Dicevamo d’imprese, ma anche di gesti ragguardevoli. E in questo senso uno dei gesti più belli, almeno sin qui, dell’intera Olimpiade, è stato forse quello che ha compiuto Gilmore Junio, un pattinatore di velocità canadese. Di cosa si è reso protagonista questo ragazzo? Di una cosa non molto usuale in ambito sportivo, ovvero di una rinuncia “personale” in nome di un interesse “collettivo”. Ci spieghiamo meglio. Per partecipare ai Giochi, in questa disciplina, nel Paese della foglia d’acero vengono svolti i fatidici trials, ovvero le selezioni (senza appello) che determinano chi prenderà poi parte alle gare olimpiche e chi rimarrà a casa.
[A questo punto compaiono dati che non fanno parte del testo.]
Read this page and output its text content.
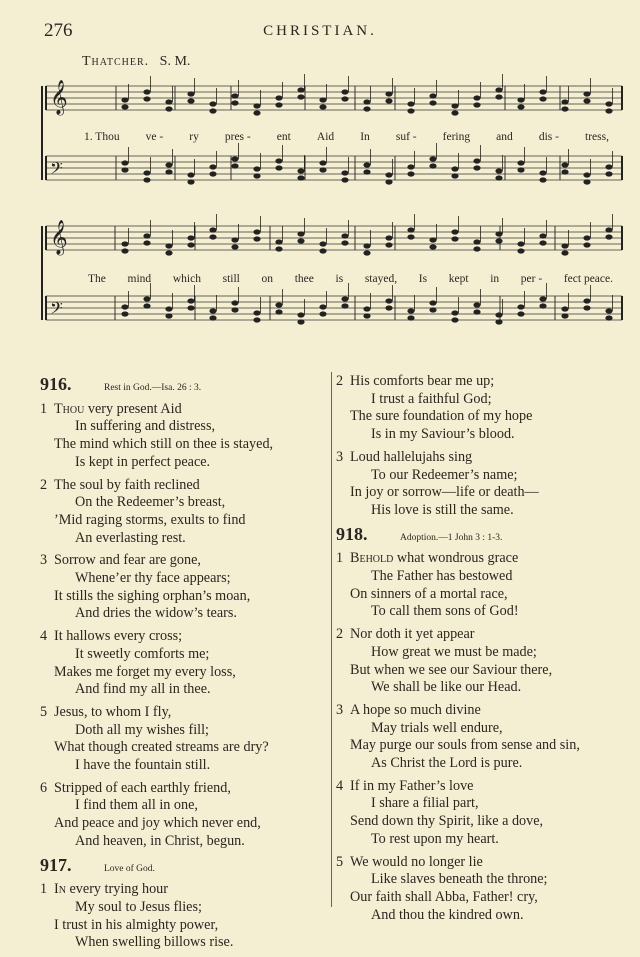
276	CHRISTIAN.
Thatcher. S. M.
𝄞
𝄢
𝄞
𝄢
1. Thou ve - ry pres - ent Aid In suf - fering and dis - tress,
The mind which still on thee is stayed, Is kept in per - fect peace.
916.	Rest in God.—Isa. 26 : 3.
1 Thou very present Aid
In suffering and distress,
The mind which still on thee is stayed,
Is kept in perfect peace.
2 The soul by faith reclined
On the Redeemer’s breast,
’Mid raging storms, exults to find
An everlasting rest.
3 Sorrow and fear are gone,
Whene’er thy face appears;
It stills the sighing orphan’s moan,
And dries the widow’s tears.
4 It hallows every cross;
It sweetly comforts me;
Makes me forget my every loss,
And find my all in thee.
5 Jesus, to whom I fly,
Doth all my wishes fill;
What though created streams are dry?
I have the fountain still.
6 Stripped of each earthly friend,
I find them all in one,
And peace and joy which never end,
And heaven, in Christ, begun.
917.	Love of God.
1 In every trying hour
My soul to Jesus flies;
I trust in his almighty power,
When swelling billows rise.
2 His comforts bear me up;
I trust a faithful God;
The sure foundation of my hope
Is in my Saviour’s blood.
3 Loud hallelujahs sing
To our Redeemer’s name;
In joy or sorrow—life or death—
His love is still the same.
918.	Adoption.—1 John 3 : 1-3.
1 Behold what wondrous grace
The Father has bestowed
On sinners of a mortal race,
To call them sons of God!
2 Nor doth it yet appear
How great we must be made;
But when we see our Saviour there,
We shall be like our Head.
3 A hope so much divine
May trials well endure,
May purge our souls from sense and sin,
As Christ the Lord is pure.
4 If in my Father’s love
I share a filial part,
Send down thy Spirit, like a dove,
To rest upon my heart.
5 We would no longer lie
Like slaves beneath the throne;
Our faith shall Abba, Father! cry,
And thou the kindred own.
Per la prova dei 1000 metri maschili, tra gli altri, si era qualificato proprio Junio, mentre il suo connazionale Denny Morrison, più esperto di lui, era caduto durante l’ultima selezione.
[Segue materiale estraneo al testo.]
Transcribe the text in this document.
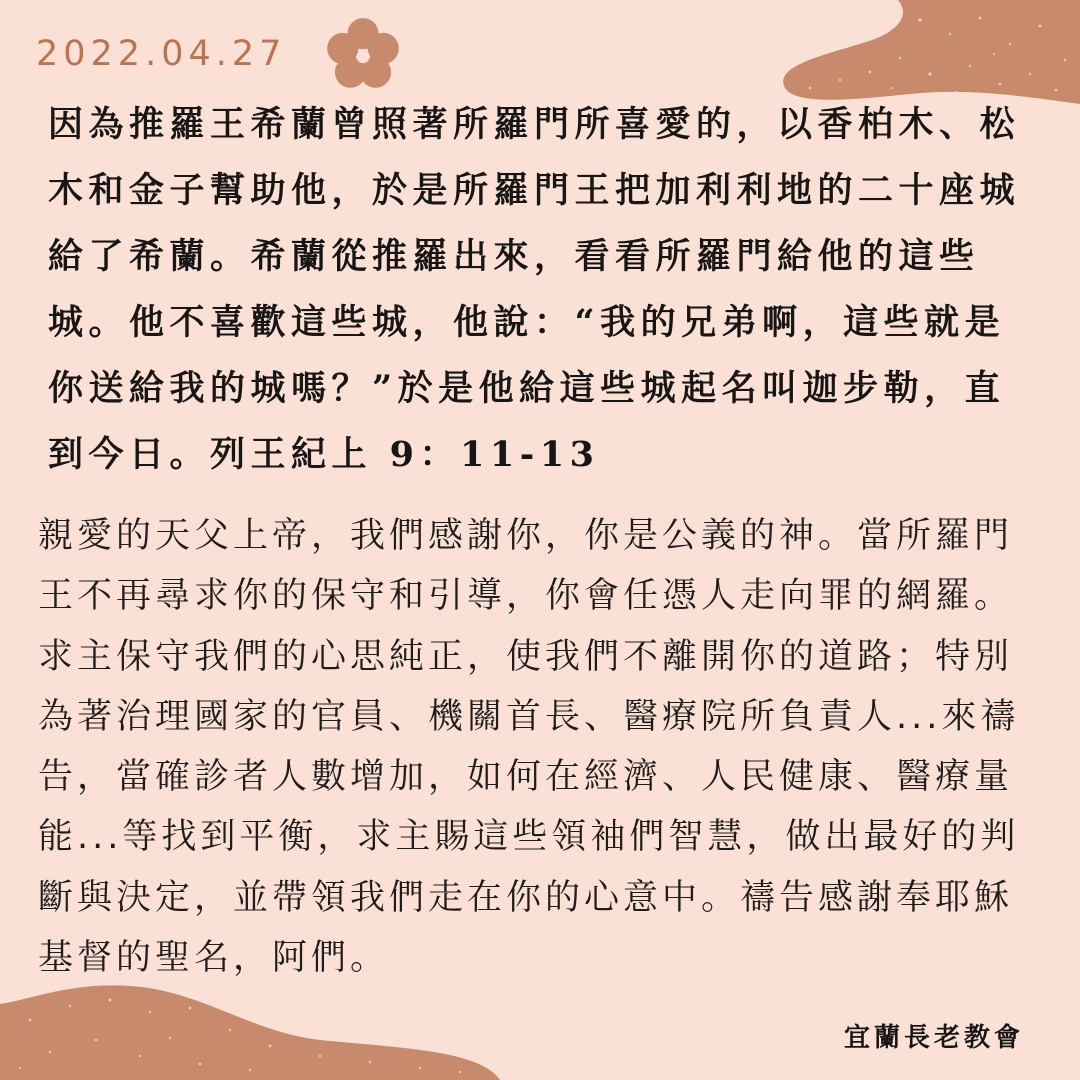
2022.04.27
因為推羅王希蘭曾照著所羅門所喜愛的，以香柏木、松木和金子幫助他，於是所羅門王把加利利地的二十座城給了希蘭。希蘭從推羅出來，看看所羅門給他的這些城。他不喜歡這些城，他說：“我的兄弟啊，這些就是你送給我的城嗎？”於是他給這些城起名叫迦步勒，直到今日。列王紀上 9：11-13
親愛的天父上帝，我們感謝你，你是公義的神。當所羅門王不再尋求你的保守和引導，你會任憑人走向罪的網羅。求主保守我們的心思純正，使我們不離開你的道路；特別為著治理國家的官員、機關首長、醫療院所負責人...來禱告，當確診者人數增加，如何在經濟、人民健康、醫療量能...等找到平衡，求主賜這些領袖們智慧，做出最好的判斷與決定，並帶領我們走在你的心意中。禱告感謝奉耶穌基督的聖名，阿們。
宜蘭長老教會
Junio a Sochi ha disputato prima la prova dei 500 metri, altra gara per la quale aveva ottenuto il diritto di partecipare, prova terminata con un buon decimo posto. Poi, due giorni dopo, ha deciso di non prendere parte alla competizione sulla distanza dei 1000 metri, cedendo a sorpresa il suo “pass olimpico” proprio a Morrison. Il quale, superando atleti alla vigilia ben più accreditati, ha conquistato poi un’insperata medaglia d’argento. «Per come Denny stava pattinando – ha spiegato Gilmore – ho ritenuto che fosse più giusto nell’interesse della squadra che gareggiasse lui. Qui siamo alle Olimpiadi, rappresentare il proprio Paese è un grande onore, ma da canadese ho ritenuto doveroso pensare prima alla squadra piuttosto che a me stesso». Un gesto davvero in linea con il vero spirito olimpico.